「具体」回顧展・兵庫県立美術館

「具体」の名前は聞いたことはあったものの、何をやっていたのかはさっぱり知らずにいて、今回の回顧展は気になっていました。でも、昨日最終日となっているのに気づき、急いで夕方出向いた次第。
「具体」というのは、50年前、関西に始まった日本における現代アートの芸術家集団及び彼らの一連の運動のことです。
いや、「現代アート」なんて言わないほうがいいな。これまで誰もやっていないあらゆることを推奨し、作品をぞくぞく発表する集団です。
会場の入り口をくぐると、グループ立ち上げ初期に開催された、芦屋川沿いの松林での野外展示作品が、来場者を迎えます。 作品の一つ一つはといえば…イマイチ。初期の作品群は、正直いって学生がやりたいようにやってみた域を出ません。 ですが、いまよりも世間や芸術界の縛りが遥かにきつい50年前のこと、勇気をもって「初めてやること」を推奨していたのだし、現在の「目の肥えた」視点からするといまいちに見えるのも当たり前でしょう。
吉原治良氏も若手芸術家の精神のストレッチングのつもりで始めていたことだったのかもしれません。事実、奥へ進み中期以降の作品を目にすると、現在でも驚きをもって受け入れられるモノが続々と続きます。

「具体」の作品は主に絵画が多いのですが、彼らの活動は絵画にとどまらず、いまでいう「パフォーマンス」とカテゴライズされることにも、当時発売されたばかりのテープレコーダーを駆使して、おそらく世界で最初ぐらいに発表された(であろう)音響作品(ミュージックコンクレート!)*1にまで及びます。50年前にですよ。 そら、ジョン・ケージも大阪まで遊びにくるわ。

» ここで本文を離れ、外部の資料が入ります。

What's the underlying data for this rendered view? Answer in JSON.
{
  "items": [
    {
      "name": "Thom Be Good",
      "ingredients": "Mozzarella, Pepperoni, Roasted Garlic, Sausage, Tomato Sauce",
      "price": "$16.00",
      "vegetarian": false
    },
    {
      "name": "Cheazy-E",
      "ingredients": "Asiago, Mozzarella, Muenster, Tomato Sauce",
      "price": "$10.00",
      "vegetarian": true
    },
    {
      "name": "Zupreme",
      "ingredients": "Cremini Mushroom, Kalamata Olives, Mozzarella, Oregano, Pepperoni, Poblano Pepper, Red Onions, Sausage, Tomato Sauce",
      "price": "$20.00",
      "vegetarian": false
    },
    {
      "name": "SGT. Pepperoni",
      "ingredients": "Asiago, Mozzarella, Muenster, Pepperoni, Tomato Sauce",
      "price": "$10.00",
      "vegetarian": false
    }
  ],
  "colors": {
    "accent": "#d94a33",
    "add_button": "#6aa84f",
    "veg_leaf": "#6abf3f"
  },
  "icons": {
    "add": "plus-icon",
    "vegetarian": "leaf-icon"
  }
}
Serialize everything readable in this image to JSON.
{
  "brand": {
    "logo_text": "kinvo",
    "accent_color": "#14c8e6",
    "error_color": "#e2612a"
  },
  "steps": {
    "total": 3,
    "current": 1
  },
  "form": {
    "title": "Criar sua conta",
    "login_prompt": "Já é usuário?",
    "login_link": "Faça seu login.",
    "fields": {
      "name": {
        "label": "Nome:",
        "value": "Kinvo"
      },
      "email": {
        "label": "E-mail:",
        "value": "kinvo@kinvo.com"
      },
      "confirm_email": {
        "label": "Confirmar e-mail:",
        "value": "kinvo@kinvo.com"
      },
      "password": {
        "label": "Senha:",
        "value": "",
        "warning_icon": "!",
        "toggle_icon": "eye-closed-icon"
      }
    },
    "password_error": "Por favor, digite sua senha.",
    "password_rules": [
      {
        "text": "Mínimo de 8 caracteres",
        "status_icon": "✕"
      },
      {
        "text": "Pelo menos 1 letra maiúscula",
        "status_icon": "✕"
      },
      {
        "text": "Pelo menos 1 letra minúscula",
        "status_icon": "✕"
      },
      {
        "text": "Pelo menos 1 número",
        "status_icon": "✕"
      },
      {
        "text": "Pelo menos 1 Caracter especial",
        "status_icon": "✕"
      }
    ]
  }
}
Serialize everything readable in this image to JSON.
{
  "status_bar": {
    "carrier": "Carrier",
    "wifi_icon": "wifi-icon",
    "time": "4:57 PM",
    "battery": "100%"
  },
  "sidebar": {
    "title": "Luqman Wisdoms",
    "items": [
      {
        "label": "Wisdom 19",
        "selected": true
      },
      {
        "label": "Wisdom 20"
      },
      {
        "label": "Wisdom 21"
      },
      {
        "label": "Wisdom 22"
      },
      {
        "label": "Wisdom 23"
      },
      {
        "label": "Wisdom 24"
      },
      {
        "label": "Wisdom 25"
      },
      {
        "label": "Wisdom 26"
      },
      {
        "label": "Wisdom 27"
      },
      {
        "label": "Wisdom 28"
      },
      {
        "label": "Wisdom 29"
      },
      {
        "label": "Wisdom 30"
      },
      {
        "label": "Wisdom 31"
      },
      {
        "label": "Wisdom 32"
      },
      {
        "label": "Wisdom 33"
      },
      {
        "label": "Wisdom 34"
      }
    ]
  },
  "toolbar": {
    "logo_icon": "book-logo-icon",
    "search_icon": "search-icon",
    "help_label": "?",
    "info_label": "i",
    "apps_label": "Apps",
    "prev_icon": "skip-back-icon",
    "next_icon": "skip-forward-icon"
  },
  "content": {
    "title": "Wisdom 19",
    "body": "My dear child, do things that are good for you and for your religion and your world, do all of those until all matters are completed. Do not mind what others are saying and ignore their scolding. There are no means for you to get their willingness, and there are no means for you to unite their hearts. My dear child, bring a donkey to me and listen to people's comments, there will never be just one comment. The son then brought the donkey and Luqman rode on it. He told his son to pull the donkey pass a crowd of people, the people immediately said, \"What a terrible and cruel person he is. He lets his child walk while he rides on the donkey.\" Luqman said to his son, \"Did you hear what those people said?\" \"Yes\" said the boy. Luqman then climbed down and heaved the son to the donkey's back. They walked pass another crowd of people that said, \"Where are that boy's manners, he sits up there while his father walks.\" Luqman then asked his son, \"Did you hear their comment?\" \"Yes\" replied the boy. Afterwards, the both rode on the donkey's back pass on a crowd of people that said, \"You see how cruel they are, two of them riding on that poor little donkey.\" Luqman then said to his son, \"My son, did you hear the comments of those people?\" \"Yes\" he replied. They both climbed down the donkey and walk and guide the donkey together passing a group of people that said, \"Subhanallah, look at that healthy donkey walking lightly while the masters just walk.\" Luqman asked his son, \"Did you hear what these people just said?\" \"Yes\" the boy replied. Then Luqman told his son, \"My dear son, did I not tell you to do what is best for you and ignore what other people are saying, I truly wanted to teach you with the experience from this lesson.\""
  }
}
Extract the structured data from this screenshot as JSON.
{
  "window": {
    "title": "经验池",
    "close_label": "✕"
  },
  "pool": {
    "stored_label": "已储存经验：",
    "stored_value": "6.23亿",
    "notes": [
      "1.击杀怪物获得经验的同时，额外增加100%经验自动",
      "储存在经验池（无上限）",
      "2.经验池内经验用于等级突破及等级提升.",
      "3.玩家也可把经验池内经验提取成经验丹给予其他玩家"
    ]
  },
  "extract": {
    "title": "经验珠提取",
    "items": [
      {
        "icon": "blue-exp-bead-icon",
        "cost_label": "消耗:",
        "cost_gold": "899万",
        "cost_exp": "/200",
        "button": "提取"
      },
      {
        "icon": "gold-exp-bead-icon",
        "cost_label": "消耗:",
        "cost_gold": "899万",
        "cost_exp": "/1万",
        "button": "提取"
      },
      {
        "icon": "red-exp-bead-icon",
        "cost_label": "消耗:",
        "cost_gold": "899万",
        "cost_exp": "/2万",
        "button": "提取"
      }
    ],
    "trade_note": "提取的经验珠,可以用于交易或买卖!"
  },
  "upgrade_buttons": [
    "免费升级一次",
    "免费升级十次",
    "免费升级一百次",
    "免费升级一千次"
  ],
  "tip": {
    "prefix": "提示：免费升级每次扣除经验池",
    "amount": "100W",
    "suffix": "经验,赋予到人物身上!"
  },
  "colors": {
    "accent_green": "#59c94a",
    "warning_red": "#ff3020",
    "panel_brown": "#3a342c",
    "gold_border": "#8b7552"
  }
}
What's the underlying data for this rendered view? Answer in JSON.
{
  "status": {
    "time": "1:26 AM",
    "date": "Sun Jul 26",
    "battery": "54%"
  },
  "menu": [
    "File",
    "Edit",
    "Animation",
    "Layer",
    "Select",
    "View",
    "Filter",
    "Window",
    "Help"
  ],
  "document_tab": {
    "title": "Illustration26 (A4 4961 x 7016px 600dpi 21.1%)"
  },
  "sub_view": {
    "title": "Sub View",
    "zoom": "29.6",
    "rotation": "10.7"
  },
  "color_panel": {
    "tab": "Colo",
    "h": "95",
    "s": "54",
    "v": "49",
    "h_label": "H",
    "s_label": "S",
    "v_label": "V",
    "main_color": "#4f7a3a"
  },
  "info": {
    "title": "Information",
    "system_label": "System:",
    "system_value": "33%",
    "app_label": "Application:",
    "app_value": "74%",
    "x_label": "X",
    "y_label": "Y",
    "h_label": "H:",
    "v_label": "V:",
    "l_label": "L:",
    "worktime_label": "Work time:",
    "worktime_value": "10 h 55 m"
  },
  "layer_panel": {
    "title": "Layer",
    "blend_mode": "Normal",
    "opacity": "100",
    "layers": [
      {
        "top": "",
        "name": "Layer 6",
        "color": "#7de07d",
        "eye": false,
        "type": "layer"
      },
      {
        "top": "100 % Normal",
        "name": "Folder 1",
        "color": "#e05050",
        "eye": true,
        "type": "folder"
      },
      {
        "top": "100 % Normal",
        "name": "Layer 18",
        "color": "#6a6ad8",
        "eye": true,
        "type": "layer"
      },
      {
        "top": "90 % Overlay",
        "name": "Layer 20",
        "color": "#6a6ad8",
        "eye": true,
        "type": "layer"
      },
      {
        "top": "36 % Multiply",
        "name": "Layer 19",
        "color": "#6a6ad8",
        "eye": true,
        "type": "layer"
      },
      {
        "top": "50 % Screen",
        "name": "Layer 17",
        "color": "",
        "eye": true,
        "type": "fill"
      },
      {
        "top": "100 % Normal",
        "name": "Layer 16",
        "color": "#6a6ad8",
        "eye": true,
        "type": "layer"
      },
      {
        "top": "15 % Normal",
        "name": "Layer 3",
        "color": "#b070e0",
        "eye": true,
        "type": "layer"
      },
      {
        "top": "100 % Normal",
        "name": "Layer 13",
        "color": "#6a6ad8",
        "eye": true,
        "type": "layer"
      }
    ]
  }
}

彼らの活動がピークを迎えるのは大阪万博のとき。太陽の塔の真裏のだだっ広いスペースで、「パフォーマンス」をやってのけます、夜にスポットライトを浴びながら。映像をみましたが、「パフォーマンス」としてはだだっ広いスペースを使い切れていないし、親子で見る「エンターテイメント」としてもこなれていない。 多分、全国からやってきた親子連れ引きまくりだったんじゃないでしょうか。「これも芸術っていうのか?」と眉をひそめる親と、気持ち悪がる子供。受けているのは幼児のみという光景が目に浮かびそう。

高度成長期が思い浮かばせるイメージからすると、こういう試みが一般に広くは受け入れられがたいし、活動そのもののも資金的な面から追い込まれると思うのですが。
単に社会がおおらかだったから、「けったいな」人たちの「けったいな」活動を受け入れる余裕があったのか、 芦屋という土地がそういう素地を有していたのかもしれない・・・などと思いながら帰路についたわけですけど。不思議な時代です。高度成長期。

http://www.artm.pref.hyogo.jp/exhibition/t_0401/main.html

*1:後で、調べてみましたが、ピエール・シェフェールが元祖のミュージックコンクレートは1948年です。彼らの活動はそれよりも後ですが、展示してあった当時のパンフレットを見ると、「ほぼ世界で初めてではないか?」と自賛。